Wyrokiem Sądu Rejonowego w Lubaniu z 5 października 2018 roku w sprawie II K 287/17 uniewinniono oskarżonych od popełnienia zarzucanych czynów. Na podstawie art. 29 ust. 1 ustawy prawo o adwokaturze zasądzono od Skarbu Państwa na rzecz adw. M. S. koszty nieopłaconej obrony z urzędu w kwocie 1.461,24 zł - w tym podatek VAT. Na podstawie art. 632 pkt 2 k.p.k. i art. 17 ust. 1 ustawy z 23 czerwca 1973 roku o opłatach w sprawach karnych kosztami postępowania obciążono Skarb Państwa i nie wymierzono oskarżonym opłaty.
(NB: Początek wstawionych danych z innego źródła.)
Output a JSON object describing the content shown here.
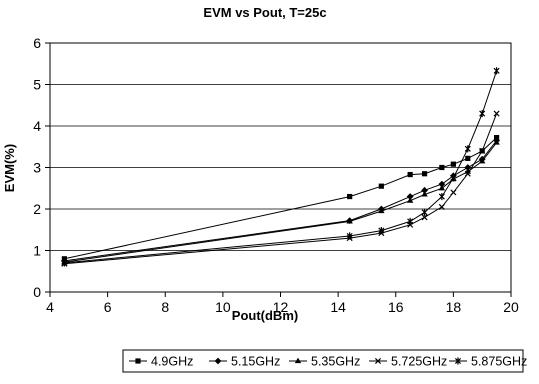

Apelację od wyroku złożyła prokurator. Zarzuciła naruszenie art. 7 k.p.k. poprzez całkowicie dowolną ocenę zeznań M. C. (1) i A. L. i bezzasadne odmówienie im wiarygodności, podczas gdy z ich spójnych, stanowczych i korelujących ze sobą zeznań wynika, że oskarżeni znęcali się nad psem. Podniosła też zarzut błędu w ustaleniach faktycznych, przyjętych za podstawę wyroku, mającego wpływ na jego treść poprzez niesłuszne i niezasadne przyjęcie, że zgromadzone dowody nie pozwalają na ustalenie, że oskarżeni wypełnili znamiona zarzucanych czynów. Wniosła o uchylenie zaskarżonego wyroku i przekazanie sprawy do ponownego rozpoznania sądowi rejonowemu.
Sąd zważył, co następuje:
Aby rozpoznać apelację, sąd odwoławczy wcześniej musiał odnieść się do tego, w jakim zakresie sprawą na rozprawie mógł zajmować się sąd I instancji. Zaskarżony wyrok zapadł bowiem po przeprowadzeniu rozprawy, wcześniej jednak – 1 sierpnia 2018 roku – wydano przeciwko oskarżonym wyrok nakazowy, w którym za zarzucane czyny wymierzono im kary grzywny ( k. 84 ). Odpis tego ostatniego orzeczenia doręczono stronom oraz obrońcy E. Z. (1) ( k. 86-89 ). Sprzeciw od wyroku nakazowego złożył wyłącznie jej obrońca ( k. 93-94 ). Zgodnie z powszechnie przyjętym poglądem, jeżeli wyrok nakazowy dotyczy kilku osób lub kilku czynów, przewidziany środek odwoławczy może być ograniczony do części rozstrzygnięcia i wówczas orzeczenie staje się w pozostałym zakresie prawomocne. W sytuacji, w której sprzeciw pochodził od obrońcy oskarżonej - uprawnionego do działania wyłącznie w jej imieniu - nie mógł dotyczyć oskarżonego. On sam, ani żadna inna strona uprawniona do zaskarżenia wyroku nakazowego w części odnoszącej się do S. O. (1), nie uczyniła tego. W tej sytuacji wyrok nakazowy w części uznającej oskarżonego za winnego popełnienia zarzucanego czynu i wymierzającej mu za to karę oraz środek karny, stał się prawomocny 12 sierpnia 2018 roku.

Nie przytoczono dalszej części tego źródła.